I now began to consider seriously my condition, and the circumstance I was reduced to; and I drew up the state of my affairs in writing, not so much to leave them to any that were to come after me (for I was like to have but few heirs,) as to deliver my thoughts from daily poring upon them, and afflicting my mind: and as my reason began now to master my despondency, I began to comfort myself as well as I could, and to set the good against the evil, that I might have something to distinguish my case from worse; and I stated very impartially, like debtor and creditor, the comforts I enjoyed against the miseries I suffered, thus:
EVIL.
I am cast upon a horrible,
desolate island, void
of all
hope of recovery.
I am singled out and
separated,
as it were, from all
the
world, to be miserable.
I am divided from mankind,
a solitaire; one banished
from human society.
I have no clothes to
cover
me.
I am without any defence,
or means to resist any
violence
of man or beast.
I have no soul to speak
to,
or relieve me.
GOOD.
But I am alive; and
not
drowned, as all my ship’s
company
were.
But I am singled out too from all the ship’s crew, to be spared from death; and he that miraculously save me from death, can deliver me from this condition.
But I am not starved,
and
perishing in a barren
place,
affording no sustenance.
But I am in a hot climate,
where, if I had clothes,
I could
hardly wear them.
But I am cast on an island where I see no wild beast to hurt me, as I saw on the coast of Africa: and what if I had been shipwrecked there?

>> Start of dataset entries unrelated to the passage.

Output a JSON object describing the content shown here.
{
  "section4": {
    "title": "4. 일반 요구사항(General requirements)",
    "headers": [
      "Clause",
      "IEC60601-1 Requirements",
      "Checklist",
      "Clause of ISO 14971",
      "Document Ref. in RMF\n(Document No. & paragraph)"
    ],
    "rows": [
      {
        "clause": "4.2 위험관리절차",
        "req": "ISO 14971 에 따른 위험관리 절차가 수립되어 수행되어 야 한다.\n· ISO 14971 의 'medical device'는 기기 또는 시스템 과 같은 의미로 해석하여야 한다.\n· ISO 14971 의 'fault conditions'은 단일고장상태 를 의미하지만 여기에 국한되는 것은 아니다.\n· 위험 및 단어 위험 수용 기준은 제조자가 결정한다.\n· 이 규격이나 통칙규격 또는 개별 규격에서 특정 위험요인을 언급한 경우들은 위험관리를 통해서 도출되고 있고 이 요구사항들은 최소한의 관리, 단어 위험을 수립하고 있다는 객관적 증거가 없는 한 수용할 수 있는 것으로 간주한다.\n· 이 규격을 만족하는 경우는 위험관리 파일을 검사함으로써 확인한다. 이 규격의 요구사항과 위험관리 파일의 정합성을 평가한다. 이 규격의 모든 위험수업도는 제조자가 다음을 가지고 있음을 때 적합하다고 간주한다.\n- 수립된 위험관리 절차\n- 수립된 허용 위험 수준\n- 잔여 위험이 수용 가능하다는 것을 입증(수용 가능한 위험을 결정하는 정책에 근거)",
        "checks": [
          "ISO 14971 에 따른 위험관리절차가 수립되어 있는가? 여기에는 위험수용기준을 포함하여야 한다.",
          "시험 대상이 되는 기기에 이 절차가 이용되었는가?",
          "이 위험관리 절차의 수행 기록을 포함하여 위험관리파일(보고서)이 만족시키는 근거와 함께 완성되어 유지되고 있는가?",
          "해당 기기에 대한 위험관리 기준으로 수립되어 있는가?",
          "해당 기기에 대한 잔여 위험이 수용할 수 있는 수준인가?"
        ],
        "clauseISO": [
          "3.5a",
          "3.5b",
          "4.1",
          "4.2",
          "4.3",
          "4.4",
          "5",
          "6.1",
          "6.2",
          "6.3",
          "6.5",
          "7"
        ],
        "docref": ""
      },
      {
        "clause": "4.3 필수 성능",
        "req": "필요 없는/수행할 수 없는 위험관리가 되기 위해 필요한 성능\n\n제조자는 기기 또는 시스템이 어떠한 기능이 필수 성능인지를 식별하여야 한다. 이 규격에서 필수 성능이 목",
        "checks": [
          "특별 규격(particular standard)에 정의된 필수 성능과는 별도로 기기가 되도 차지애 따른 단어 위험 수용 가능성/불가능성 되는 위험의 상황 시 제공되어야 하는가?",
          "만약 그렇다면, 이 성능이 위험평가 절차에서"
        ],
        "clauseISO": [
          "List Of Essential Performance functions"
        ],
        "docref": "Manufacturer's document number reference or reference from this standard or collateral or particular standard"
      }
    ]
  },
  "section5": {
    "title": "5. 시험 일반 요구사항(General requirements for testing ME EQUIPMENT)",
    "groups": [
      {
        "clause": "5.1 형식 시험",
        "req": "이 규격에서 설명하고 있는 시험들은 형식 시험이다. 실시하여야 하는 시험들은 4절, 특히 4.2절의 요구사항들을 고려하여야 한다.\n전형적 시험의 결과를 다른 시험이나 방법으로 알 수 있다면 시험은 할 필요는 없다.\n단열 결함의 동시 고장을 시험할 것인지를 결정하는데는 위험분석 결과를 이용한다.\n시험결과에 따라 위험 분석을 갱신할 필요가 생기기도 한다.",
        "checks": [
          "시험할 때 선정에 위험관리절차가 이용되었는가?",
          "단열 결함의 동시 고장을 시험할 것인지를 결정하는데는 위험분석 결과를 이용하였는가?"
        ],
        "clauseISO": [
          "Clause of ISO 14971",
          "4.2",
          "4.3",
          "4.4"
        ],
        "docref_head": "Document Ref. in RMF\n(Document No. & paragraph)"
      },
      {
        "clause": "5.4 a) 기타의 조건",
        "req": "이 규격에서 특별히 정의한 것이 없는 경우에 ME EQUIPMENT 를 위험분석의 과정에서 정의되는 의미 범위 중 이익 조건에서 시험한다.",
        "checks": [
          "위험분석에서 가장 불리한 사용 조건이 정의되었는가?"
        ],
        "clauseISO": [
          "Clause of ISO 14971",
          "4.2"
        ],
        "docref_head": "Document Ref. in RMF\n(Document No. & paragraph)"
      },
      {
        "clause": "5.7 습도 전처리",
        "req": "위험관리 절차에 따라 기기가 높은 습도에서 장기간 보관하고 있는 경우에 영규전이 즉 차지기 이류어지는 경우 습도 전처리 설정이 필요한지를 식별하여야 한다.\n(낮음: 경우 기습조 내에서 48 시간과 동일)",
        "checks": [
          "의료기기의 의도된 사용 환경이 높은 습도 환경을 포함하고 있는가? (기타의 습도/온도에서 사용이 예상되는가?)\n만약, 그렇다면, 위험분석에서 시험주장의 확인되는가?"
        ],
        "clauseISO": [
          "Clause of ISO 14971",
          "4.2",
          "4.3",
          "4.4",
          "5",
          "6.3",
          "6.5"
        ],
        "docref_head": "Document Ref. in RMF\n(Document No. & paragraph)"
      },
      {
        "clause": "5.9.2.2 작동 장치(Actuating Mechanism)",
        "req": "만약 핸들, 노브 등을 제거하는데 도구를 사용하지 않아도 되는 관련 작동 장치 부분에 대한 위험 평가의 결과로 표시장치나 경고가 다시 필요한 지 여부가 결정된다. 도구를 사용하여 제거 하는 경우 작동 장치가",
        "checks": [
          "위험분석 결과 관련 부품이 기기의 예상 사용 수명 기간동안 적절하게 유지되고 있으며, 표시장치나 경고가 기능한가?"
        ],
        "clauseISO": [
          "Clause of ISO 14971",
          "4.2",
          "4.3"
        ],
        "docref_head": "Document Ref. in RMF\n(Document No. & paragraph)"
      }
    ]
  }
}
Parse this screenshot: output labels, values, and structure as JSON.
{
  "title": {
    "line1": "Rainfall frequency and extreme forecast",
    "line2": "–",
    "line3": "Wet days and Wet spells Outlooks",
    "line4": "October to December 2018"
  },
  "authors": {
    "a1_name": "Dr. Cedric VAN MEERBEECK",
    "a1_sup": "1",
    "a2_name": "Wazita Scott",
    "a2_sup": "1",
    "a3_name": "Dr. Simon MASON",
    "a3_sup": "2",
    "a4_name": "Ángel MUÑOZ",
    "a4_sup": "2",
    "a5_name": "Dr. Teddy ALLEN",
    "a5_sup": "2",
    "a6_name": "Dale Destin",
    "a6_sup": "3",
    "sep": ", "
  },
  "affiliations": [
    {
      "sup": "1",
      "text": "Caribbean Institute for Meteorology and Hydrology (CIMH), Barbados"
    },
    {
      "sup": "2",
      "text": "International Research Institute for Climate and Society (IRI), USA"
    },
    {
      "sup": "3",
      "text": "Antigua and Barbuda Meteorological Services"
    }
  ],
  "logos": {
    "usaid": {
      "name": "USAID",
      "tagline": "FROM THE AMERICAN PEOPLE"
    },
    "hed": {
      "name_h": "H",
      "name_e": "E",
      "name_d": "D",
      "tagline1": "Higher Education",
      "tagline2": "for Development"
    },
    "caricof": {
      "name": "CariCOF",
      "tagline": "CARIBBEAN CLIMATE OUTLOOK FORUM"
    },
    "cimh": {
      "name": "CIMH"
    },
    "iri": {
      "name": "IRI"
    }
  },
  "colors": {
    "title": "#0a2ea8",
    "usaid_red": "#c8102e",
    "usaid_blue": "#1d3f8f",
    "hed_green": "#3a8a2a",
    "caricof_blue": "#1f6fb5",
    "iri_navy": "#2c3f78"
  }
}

But God wonderfully sent the ship in near enough to the shore, that I have got out so many necessary things as will either supply my wants, or enable me to supply myself, even as long as I live.
Upon the whole, here was an undoubted testimony, that there was scarce any condition in the world so miserable, but there was something negative, or something positive, to be thankful for in it: and let this stand as a direction, from the experience of the most miserable of all conditions in this world, that we may always find in it something to comfort ourselves from, and to set, in the description of good and evil, on the credit side of the account.
Having now, brought my mind a little to relish my condition, and given over looking out to sea, to see if I could spy a ship; I say, giving over these things, I began to apply myself to accommodate my way of living, and to make things as easy to me as I could.
I have already described my habitation, which was a tent under the side of a rock,—surrounded with a strong pale of posts and cables; but I might now rather call it a wall, for I raised a kind of wall against it of turfs, about two feet thick on the outside: and after some time (I think it was a year and a half) I raised rafters from it, leaning to the rock, and thatched or covered it with boughs of trees, and such things as I could get, to keep out the rain; which I found, at some times of the year, very violent.